In the real world, users usually think in terms of:

  • Policy
  • Procedure
  • Template
  • Form

Those are document types, not file formats.

From an information architecture point of view, I would have loved to see key metadata columns surfaced here instead, allowing organisations to design those quick filters around how their content actually works.

That would have been incredibly powerful.

“New” and “Templates” feels crowded

The area on the right where New and Templates live feels a bit busy.

I also think there’s a missed opportunity here. Many users don’t realise they can create and use document templates at all. A clearer “Use a template” call-to-action could really help drive better, more consistent document creation.

Templates are one of those quiet SharePoint superpowers that rarely get used — and this would have been a great chance to highlight them properly.

Everything else? Mostly familiar

Once you get past the interface shift, the fundamentals are the same:

  • Working with documents
  • Uploading
  • Sharing
  • Editing

That’s reassuring. But don’t underestimate how big this change will feel for long-time users. This is not a subtle update.

Final thoughts

Overall, I’m genuinely excited about where this is heading.

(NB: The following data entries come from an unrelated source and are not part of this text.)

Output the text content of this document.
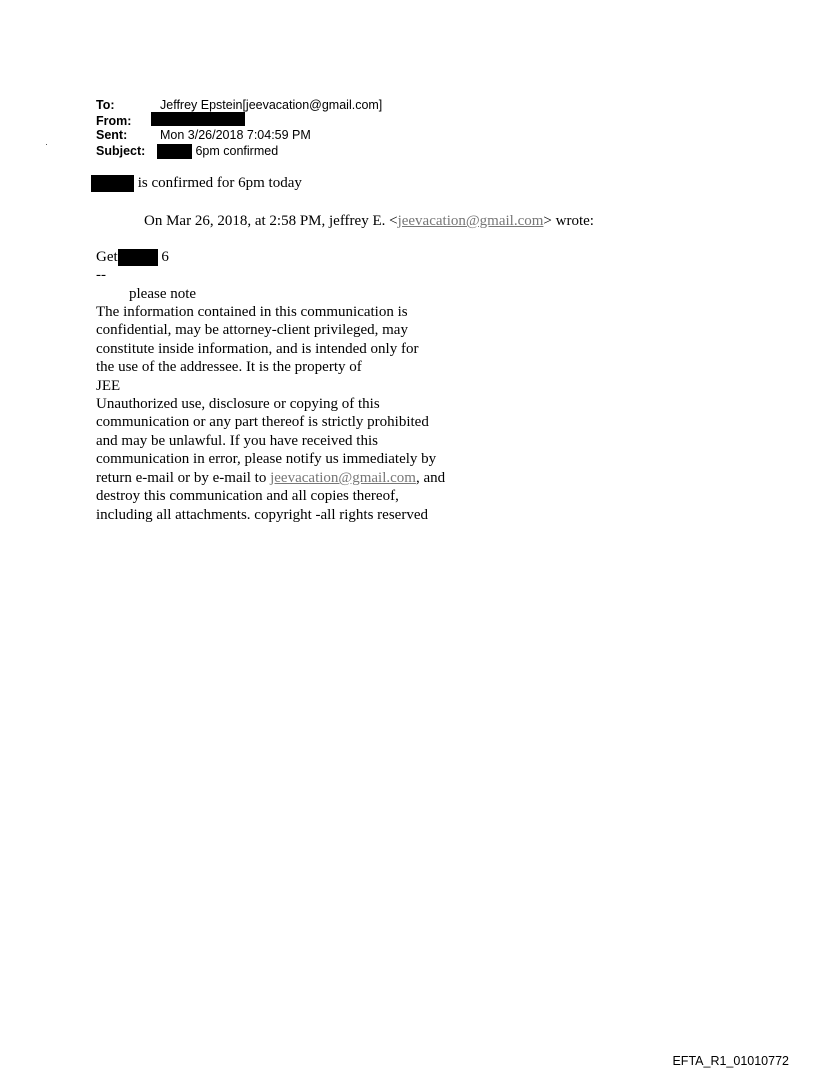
To:	Jeffrey Epstein[jeevacation@gmail.com]
From:
Sent:	Mon 3/26/2018 7:04:59 PM
Subject:	6pm confirmed
is confirmed for 6pm today
On Mar 26, 2018, at 2:58 PM, jeffrey E. <jeevacation@gmail.com> wrote:
Get	6
--
please note
The information contained in this communication is
confidential, may be attorney-client privileged, may
constitute inside information, and is intended only for
the use of the addressee. It is the property of
JEE
Unauthorized use, disclosure or copying of this
communication or any part thereof is strictly prohibited
and may be unlawful. If you have received this
communication in error, please notify us immediately by
return e-mail or by e-mail to jeevacation@gmail.com, and
destroy this communication and all copies thereof,
including all attachments. copyright -all rights reserved
EFTA_R1_01010772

Yes, there are some usability tweaks I’d love to see. Yes, there will be confusion at first. But making views central to the document library experience is absolutely the right move — especially for organisations trying to reduce chaos, improve findability, and prepare for AI and Copilot.

This is a big change. A good one. And like most good SharePoint changes, it comes with a learning curve.

If nothing else, it’s a timely reminder that SharePoint works best when structure does the heavy lifting — not user memory.

And that’s something I’ll always advocate for.